Crowdfunding folgt einer ähnlichen Logik, wie man sie auch vom E-Commerce oder von Online-Auktionen kennt. Zu diesem Ergebnis kommen wir in unserer aktuellen Studie, in der wir über 10‘000 Transaktionen von Usern auf der Schweizer Crowdfunding-Plattform 100-days.net analysiert haben. Uns hat dabei besonders interessiert, wie sich Menschen in Crowdfunding-Plattformen individuell verhalten und zu welchen kollektiven Ergebnissen dies führt.

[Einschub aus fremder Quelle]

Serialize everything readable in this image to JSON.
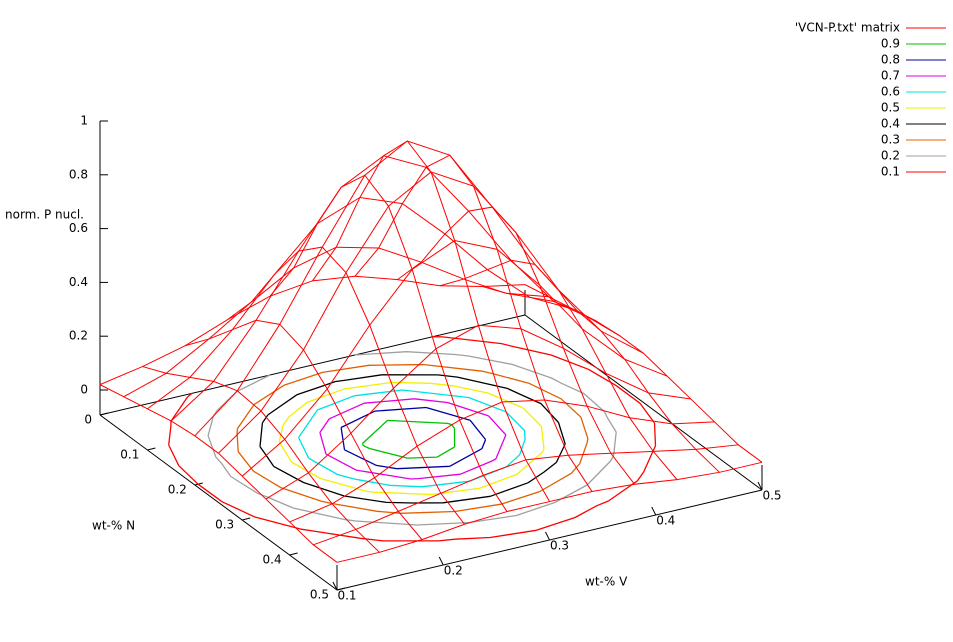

Die soziale Bewertung von Projekten
Woher kommt die Analogie zu Online-Auktionen? Zum Projektstart sieht man nur die Informationen über das Projekt und die Initiatoren. Nach einigen Tagen Laufzeit kommt jedoch eine weitere Information hinzu, und zwar inwieweit das Projekt bereits von anderen Geldgebern unterstützt wird. Projekte, die anfangs wenig Unterstützung finden, haben aufgrund der schlechten sozialen Bewertung im weiteren Verlauf der Kampagne noch schlechtere Chancen auf weitere Unterstützung. Im Grunde orientieren sich Menschen in Situationen mit fehlenden oder nicht eindeutigen Informationen tendenziell einfach am Verhalten der anderen. Dieses Herdenverhalten kennt man auch von Online-Käufen oder bei Online-Auktionen. Käufer bieten eher auf Angebote, wo bereits andere geboten haben, und ignorieren eher die Angebote, für die noch kein Gebot abgegeben worden ist (auch wenn die möglicherweise sogar noch attraktiver sind).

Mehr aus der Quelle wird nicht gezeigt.